Richard Kelly’s “Southland Tales”

A few months ago I saw Southland Tales.

I thought the original Donnie Darko was genius, but the Director’s Cut wasn’t. That should have told me something about the direction Southland Tales may take. I wanted to like this film, and as it opens I’m impressed. It sets up America as a near-police state in the near-future after an enormous terrorist attack. The opening sequence is handy cam footage of a public holiday when three cities are hit with nuclear bombs. (It’s a variation on the old “Mushroom cloud about the ‘burbs” as seen in a score of movies since the 1960s. Its still an important image that resonates with me; at least directors are still reminding people of the destructive power of a nuclear bomb.)

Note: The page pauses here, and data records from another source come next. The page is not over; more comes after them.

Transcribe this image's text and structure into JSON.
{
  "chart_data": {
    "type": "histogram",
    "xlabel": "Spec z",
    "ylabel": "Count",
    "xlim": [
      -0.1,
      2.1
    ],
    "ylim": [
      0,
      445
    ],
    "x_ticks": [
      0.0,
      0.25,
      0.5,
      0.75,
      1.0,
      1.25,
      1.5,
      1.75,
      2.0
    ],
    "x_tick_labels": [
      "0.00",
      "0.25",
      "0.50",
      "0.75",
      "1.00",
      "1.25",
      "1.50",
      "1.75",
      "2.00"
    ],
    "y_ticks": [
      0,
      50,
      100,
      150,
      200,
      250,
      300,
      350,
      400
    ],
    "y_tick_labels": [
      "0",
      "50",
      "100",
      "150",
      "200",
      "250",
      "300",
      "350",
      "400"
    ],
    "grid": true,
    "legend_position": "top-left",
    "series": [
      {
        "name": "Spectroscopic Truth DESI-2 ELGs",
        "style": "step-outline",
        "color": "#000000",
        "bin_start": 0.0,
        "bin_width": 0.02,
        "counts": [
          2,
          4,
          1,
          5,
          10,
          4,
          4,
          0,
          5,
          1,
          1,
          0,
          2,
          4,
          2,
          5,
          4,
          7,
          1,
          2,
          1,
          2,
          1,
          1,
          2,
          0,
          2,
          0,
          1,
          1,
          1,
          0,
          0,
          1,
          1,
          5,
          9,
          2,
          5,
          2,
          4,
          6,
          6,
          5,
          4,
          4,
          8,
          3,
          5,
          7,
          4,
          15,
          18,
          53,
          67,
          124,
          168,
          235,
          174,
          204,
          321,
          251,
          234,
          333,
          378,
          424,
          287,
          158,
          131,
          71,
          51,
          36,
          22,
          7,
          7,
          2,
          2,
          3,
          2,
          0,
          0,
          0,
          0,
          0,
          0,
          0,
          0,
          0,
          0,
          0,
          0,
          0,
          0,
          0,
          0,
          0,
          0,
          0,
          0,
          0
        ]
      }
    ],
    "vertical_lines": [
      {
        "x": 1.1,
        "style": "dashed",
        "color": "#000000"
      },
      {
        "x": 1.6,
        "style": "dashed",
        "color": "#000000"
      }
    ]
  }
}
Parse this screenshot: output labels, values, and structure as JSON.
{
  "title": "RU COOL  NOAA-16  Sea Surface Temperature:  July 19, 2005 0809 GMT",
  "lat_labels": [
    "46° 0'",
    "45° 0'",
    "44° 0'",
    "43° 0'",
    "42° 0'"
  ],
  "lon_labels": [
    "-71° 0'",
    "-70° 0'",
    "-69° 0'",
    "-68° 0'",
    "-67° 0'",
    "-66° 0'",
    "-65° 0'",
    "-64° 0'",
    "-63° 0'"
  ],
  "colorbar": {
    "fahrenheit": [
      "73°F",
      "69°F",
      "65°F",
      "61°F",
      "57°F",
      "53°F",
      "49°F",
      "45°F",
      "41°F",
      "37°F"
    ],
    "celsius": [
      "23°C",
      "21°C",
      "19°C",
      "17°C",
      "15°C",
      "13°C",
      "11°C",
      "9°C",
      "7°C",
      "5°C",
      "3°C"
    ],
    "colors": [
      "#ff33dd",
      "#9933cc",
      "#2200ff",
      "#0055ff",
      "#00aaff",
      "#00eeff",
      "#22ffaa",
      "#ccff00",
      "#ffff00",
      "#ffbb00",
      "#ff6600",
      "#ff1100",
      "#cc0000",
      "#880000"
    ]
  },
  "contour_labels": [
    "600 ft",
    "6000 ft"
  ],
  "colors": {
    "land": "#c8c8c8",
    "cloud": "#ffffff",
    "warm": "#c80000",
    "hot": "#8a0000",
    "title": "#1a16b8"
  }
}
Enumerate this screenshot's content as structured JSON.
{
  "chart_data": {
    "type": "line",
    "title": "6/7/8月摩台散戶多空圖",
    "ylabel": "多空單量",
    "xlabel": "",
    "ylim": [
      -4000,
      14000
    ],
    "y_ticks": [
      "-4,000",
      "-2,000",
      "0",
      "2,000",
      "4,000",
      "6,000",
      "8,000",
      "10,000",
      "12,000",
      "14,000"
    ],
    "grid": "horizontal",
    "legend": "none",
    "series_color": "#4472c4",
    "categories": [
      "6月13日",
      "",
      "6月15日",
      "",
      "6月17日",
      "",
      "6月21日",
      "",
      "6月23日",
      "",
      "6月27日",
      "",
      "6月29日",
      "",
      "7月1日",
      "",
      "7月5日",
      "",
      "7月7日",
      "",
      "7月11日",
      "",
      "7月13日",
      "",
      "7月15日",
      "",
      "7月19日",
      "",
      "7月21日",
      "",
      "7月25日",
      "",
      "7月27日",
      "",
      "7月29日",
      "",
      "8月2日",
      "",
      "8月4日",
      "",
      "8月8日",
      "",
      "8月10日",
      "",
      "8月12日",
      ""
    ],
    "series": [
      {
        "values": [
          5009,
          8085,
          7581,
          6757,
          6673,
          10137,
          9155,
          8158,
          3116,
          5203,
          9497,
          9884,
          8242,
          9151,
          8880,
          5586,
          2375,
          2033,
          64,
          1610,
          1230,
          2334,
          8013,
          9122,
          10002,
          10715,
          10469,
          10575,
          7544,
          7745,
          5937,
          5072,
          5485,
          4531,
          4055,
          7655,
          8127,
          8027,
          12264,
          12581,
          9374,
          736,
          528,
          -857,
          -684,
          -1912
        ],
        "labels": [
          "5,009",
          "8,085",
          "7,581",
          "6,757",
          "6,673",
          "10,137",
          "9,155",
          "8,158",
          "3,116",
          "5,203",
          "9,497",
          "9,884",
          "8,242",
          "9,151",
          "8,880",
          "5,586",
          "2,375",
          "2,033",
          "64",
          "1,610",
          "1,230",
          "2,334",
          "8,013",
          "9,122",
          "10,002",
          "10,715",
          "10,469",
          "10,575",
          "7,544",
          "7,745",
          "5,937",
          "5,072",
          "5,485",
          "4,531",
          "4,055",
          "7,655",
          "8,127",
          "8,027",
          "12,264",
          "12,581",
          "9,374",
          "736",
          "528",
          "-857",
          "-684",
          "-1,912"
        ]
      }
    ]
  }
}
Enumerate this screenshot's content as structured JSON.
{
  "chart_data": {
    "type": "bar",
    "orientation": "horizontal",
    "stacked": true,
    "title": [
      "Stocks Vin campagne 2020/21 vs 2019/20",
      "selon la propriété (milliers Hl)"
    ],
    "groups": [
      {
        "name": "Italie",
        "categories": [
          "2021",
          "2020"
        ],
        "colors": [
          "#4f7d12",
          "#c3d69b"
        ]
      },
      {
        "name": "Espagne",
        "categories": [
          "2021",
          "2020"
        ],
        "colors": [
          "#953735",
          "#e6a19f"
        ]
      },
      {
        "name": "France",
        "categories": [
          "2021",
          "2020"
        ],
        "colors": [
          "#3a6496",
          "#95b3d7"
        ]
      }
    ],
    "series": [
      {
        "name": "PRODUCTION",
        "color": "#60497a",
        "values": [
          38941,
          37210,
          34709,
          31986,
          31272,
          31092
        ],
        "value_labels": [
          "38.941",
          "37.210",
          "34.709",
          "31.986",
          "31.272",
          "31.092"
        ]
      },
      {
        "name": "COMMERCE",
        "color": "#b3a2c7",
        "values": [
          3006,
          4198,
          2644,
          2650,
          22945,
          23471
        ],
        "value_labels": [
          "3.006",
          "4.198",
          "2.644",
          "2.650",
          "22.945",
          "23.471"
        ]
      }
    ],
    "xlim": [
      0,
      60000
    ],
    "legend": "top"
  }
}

But then the movie starts to wobble.

In engineering, we’re taught methods that can be used to calculate at what point a system may go from stability to instability. For instance, a control system like an autopilot for an aircraft that flies the plane at a particular speed and direction. As it gets buffeted by air currents and up-drafts, the autopilot makes corrections by shifting the flaps and gently adjusting the direction of the aeroplane. A good control system returns the plane back to the line of flight while the occupants barely notice anything. A poorly designed control system may attempt to return to the correct line, but then overcompensates. In correcting it overcompensates in the other direction, and again, ocillating further and further like an unbalanced weather vane, until it wildly throws around passengers and luggage, and eventually fuselage and wings. The important and frightening thing that started to niggle in the back of mind as I worked through tute sheets of equations is how quickly things could go from plain sailing to ohcrapohcrapohcrapohcrap.

Southland Tales begins and I am with it, I am so there, I get what he is setting up. There’s some gentle buffeting from odd characterisations and slightly strange plot points, but it’s early in the movie and I can still keep to the path the director is setting up, I’m so there, I’m so with it. Then BAM the odd plot points have built up and the credibility of the movie starts to topple like a toddler on one leg…

Which is not to say there weren’t some great moments in the movie. Justin Timberlake’s Private Pilot Abilene miming to “I Got Soul”. A car ad featuring two SUVs humping each other. The deal scene between Baron Von Westphalen and Hideo Takehashi. And Christopher Lambert was it in, but you have to look close.

But there are too many half ideas and semi-explored points that by the end the movie is an unstable metaphysical pile of celuloid that careens into the ending credits with a final awkward line. Had Kelly scrapped half of his script and focussed on some of his key sub-stories and ideas, he would have another Donnie Darko, maybe better. But instead he is wanting a Magnum Opus, and ends up with the movie equivalent of Vietnam.

I can only recommend this to lovers of Donnie Darko, and only for the same reasons why you might rubberneck while passing a car accident.